From June 6th to June 10th I was fortunate to be able to attend the 3rd international conference on Governance, Crime and Justice Statistics magnificently organised by the Center for Excellence in Statistical Information on Government, Crime, Victimization and Justice with support from the United Nations Office on Drugs and Crime and the Mexican Institute of Statistics and Geography. The programme brought together researchers and experts from universities and government agencies to discuss current progress in collecting data on crime and justice, continued challenges and novel solutions (see http://www.gsj.inegi.org.mx/programme.html). During four days of wide ranging conversations, the topics ranged from the difficulties of collecting standardised data on murder across different countries, through new procedures for sifting electronically among the exploding number of media outlets for reported cases of terrorism or arrest-related deaths, to the challenges of measuring corruption. Cumulatively, the sessions allowed an assessment of the state-of the art and discussion about ways forward.
What also struck me about the meetings were two things which were NOT discussed. First, speaker after speaker bemoaned the patchy availability of data: governments and other organisations cannot be compelled to collect, organise or publish data. And a related problem was the lack of comparability between data sets: for example, one country includes traffic deaths in murder statistics while another does not. From the perspective of research, quantitative approaches demand standardised data for all cases, but the production of statistical information on crime and justice does not comply with that methodological diktat. So in a way, the topic left silent was not about statistics on governance but about the governance of statistics. Adherence to the standards of methodology might require an authoritarian (or at least centralised) model of data collection; yet currently, the production of statistical data seems to be a model of anarchy – with varying degrees of organisation. Which might be the best model for statistical data production: organised anarchy; a federal arrangement; or a highly centralised bureaucracy?

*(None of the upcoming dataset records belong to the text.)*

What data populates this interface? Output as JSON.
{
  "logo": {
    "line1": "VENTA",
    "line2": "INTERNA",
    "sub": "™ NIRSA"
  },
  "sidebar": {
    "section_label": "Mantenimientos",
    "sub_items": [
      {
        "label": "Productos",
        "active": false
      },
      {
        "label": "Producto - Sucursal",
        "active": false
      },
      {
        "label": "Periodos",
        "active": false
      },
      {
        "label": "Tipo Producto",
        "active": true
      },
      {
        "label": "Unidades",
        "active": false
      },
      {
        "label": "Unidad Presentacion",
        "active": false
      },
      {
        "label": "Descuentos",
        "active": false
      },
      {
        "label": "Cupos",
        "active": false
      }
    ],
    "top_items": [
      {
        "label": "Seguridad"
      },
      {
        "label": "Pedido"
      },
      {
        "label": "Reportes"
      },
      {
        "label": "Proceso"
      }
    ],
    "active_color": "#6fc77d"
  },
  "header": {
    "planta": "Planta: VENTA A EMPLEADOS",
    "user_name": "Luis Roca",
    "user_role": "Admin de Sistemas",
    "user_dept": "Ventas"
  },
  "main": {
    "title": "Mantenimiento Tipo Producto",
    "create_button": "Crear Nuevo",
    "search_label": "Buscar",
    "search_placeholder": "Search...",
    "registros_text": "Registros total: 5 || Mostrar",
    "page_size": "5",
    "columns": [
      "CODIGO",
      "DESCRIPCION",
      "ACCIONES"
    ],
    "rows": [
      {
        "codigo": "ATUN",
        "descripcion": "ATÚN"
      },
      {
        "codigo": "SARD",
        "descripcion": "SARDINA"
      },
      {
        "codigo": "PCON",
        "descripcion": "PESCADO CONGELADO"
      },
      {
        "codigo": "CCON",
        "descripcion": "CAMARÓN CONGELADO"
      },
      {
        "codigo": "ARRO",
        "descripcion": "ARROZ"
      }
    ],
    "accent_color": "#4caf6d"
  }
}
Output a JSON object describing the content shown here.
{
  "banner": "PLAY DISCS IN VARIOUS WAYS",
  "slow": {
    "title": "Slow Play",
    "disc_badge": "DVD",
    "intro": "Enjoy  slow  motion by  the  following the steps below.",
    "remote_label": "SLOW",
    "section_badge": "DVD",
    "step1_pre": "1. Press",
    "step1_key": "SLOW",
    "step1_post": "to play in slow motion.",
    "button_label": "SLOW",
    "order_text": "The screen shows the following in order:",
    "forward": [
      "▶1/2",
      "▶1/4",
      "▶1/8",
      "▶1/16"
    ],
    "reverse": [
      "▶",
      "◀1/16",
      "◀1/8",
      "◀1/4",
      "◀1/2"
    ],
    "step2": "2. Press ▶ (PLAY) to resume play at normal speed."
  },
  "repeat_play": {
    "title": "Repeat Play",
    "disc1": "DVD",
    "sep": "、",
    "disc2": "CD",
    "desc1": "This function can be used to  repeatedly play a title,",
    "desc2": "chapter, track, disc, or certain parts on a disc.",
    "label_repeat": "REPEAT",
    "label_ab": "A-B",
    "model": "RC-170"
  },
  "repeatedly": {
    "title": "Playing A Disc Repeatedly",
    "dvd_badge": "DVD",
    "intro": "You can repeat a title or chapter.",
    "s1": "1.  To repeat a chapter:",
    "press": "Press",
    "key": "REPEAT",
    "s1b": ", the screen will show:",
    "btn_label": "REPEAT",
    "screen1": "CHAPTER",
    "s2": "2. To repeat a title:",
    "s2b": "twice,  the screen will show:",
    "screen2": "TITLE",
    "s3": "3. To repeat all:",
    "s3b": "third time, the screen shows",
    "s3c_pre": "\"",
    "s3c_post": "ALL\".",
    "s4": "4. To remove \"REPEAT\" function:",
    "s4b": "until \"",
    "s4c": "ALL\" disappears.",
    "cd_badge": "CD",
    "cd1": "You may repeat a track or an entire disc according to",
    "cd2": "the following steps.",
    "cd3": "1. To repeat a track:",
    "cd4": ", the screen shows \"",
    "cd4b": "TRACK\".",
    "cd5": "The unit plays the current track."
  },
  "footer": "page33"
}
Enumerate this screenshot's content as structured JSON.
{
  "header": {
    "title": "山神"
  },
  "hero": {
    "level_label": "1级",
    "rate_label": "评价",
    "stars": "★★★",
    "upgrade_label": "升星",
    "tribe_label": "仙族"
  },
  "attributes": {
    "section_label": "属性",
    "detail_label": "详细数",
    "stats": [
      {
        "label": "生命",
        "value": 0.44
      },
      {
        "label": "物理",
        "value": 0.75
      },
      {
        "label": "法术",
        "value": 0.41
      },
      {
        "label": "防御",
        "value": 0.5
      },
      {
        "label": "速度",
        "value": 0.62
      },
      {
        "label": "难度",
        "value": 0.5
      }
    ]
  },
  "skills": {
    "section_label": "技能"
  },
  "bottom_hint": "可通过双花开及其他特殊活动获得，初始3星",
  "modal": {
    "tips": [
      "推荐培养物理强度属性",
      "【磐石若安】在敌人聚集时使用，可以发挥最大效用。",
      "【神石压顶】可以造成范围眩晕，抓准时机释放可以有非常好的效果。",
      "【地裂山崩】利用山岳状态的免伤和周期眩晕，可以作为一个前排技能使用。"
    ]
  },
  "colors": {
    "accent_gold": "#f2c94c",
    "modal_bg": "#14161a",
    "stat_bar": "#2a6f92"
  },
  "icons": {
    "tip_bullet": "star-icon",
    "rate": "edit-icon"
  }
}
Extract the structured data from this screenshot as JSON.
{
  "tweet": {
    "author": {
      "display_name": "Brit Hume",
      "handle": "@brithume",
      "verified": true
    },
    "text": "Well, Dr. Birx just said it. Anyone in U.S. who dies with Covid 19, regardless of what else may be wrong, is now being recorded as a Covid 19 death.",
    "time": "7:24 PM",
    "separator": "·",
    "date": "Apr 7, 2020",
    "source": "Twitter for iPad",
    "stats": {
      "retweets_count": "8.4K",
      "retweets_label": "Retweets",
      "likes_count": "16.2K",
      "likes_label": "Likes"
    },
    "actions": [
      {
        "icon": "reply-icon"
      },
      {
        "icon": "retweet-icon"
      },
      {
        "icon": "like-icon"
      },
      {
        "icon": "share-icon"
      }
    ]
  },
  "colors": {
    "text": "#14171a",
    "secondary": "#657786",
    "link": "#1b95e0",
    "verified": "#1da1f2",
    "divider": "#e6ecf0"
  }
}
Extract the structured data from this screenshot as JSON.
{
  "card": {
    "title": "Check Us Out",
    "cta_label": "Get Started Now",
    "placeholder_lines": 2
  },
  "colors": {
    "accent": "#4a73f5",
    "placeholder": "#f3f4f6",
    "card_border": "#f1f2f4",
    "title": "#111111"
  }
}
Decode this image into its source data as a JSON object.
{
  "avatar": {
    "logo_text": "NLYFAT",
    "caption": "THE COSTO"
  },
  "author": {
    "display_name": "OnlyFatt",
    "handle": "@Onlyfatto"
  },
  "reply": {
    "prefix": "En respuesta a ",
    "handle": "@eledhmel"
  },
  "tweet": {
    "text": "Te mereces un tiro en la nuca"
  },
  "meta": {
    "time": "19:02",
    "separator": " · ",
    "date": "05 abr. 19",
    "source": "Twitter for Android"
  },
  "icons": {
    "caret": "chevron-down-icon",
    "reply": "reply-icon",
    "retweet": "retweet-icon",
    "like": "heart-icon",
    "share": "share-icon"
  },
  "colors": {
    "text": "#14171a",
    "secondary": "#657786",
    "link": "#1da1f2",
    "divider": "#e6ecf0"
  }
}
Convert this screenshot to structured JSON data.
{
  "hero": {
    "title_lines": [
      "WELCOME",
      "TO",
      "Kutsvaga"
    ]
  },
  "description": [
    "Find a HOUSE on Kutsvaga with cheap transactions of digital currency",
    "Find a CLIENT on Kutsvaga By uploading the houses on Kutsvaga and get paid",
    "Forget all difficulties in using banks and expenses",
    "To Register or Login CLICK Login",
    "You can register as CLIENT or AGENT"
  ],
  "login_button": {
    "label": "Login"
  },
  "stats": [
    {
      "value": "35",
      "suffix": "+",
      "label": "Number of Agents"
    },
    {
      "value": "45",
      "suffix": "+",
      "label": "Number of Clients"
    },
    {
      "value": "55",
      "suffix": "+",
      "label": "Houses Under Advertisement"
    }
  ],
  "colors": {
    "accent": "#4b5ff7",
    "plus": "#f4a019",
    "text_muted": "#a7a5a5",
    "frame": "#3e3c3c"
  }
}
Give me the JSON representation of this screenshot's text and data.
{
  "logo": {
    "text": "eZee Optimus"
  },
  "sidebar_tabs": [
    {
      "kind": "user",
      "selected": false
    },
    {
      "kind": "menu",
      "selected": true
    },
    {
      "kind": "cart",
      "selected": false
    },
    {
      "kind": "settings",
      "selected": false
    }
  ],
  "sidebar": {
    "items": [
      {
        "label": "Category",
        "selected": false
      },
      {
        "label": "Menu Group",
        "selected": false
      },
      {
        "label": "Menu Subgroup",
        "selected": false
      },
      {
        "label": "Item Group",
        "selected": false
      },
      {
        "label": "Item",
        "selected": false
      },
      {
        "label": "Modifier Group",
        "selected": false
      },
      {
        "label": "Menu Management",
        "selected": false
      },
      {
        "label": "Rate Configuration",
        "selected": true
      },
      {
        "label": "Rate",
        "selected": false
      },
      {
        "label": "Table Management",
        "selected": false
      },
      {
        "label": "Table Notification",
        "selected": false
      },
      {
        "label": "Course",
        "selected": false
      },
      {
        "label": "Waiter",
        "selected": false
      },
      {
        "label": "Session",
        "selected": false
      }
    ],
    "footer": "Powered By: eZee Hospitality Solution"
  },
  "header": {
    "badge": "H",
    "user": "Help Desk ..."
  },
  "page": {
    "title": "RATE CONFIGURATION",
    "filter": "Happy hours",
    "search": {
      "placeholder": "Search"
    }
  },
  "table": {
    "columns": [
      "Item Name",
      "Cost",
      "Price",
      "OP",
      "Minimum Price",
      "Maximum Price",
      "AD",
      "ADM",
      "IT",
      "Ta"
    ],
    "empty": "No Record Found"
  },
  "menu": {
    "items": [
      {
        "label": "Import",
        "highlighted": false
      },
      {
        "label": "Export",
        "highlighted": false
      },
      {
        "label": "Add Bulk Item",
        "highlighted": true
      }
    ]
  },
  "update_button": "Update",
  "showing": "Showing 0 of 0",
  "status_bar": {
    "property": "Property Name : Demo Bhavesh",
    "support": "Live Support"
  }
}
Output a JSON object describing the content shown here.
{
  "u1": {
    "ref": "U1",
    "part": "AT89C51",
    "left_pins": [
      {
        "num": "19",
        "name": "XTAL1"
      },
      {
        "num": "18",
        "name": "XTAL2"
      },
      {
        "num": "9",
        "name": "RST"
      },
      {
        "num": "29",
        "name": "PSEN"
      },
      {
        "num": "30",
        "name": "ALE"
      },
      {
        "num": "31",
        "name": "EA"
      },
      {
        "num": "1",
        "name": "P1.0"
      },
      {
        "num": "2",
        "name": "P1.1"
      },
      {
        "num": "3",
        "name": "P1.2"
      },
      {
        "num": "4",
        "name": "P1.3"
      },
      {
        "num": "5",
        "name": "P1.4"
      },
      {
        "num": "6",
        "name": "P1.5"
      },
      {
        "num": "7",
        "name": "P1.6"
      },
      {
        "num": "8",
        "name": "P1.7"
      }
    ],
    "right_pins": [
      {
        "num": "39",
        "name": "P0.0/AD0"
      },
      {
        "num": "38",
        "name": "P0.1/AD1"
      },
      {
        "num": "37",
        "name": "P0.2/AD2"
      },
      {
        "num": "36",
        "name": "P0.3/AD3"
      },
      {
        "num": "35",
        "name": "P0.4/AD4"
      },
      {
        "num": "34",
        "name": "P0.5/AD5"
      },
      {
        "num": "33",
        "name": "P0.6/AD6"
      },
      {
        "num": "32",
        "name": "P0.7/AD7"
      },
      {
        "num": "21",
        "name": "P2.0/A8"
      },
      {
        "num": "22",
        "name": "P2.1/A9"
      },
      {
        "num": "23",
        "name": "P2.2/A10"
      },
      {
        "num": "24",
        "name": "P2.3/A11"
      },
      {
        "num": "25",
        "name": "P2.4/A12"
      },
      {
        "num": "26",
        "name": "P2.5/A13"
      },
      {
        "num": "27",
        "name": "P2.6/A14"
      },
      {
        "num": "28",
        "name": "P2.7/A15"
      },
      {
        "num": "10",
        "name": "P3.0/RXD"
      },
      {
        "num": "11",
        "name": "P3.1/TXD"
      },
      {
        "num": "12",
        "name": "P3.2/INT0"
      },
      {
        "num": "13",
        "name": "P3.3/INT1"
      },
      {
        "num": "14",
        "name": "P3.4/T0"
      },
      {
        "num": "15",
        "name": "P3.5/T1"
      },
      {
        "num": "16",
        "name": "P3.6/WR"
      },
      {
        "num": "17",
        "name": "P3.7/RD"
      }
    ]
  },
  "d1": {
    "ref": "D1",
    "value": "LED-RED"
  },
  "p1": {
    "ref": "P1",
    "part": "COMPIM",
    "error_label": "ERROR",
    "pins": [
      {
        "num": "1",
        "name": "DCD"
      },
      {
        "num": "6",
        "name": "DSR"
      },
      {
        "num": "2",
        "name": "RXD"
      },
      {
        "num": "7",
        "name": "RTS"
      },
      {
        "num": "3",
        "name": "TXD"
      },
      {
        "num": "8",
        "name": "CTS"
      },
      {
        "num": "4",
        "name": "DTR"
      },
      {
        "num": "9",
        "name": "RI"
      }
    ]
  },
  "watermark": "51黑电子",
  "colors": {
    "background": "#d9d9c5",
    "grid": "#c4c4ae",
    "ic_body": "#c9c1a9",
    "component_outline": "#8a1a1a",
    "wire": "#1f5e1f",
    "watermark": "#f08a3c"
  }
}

Second, many papers presented the findings from research projects using different kinds of quantitative data, and most concluded with a call for further research. If murder rates had been compared with state-level social indicators; now it would be important to compare them with municipal-level indicators. If fear of crime was asked in relation the neighbourhood, now it needed to be asked in relation to the city centre. Calls such as these reflect, among other things, the inherent possibilities offered by quantitative research to develop multiple permutations of the measurement strategy by making just one change in any of the variables in the study. But how often does this call for additional research actually lead to new studies, particularly in light of the finite resources available for research (a common gripe); and would it be better to see this type of call as the ‘performance’ of a research project, which concludes by saying that the project really has not concluded (even though it effectively has)?
Of course, these two matters are linked. The multiple permutations available for data collection exercises exist alongside the social organisation of the data collection itself. Would a different model of organisation lead to a different style of research project ‘performance’?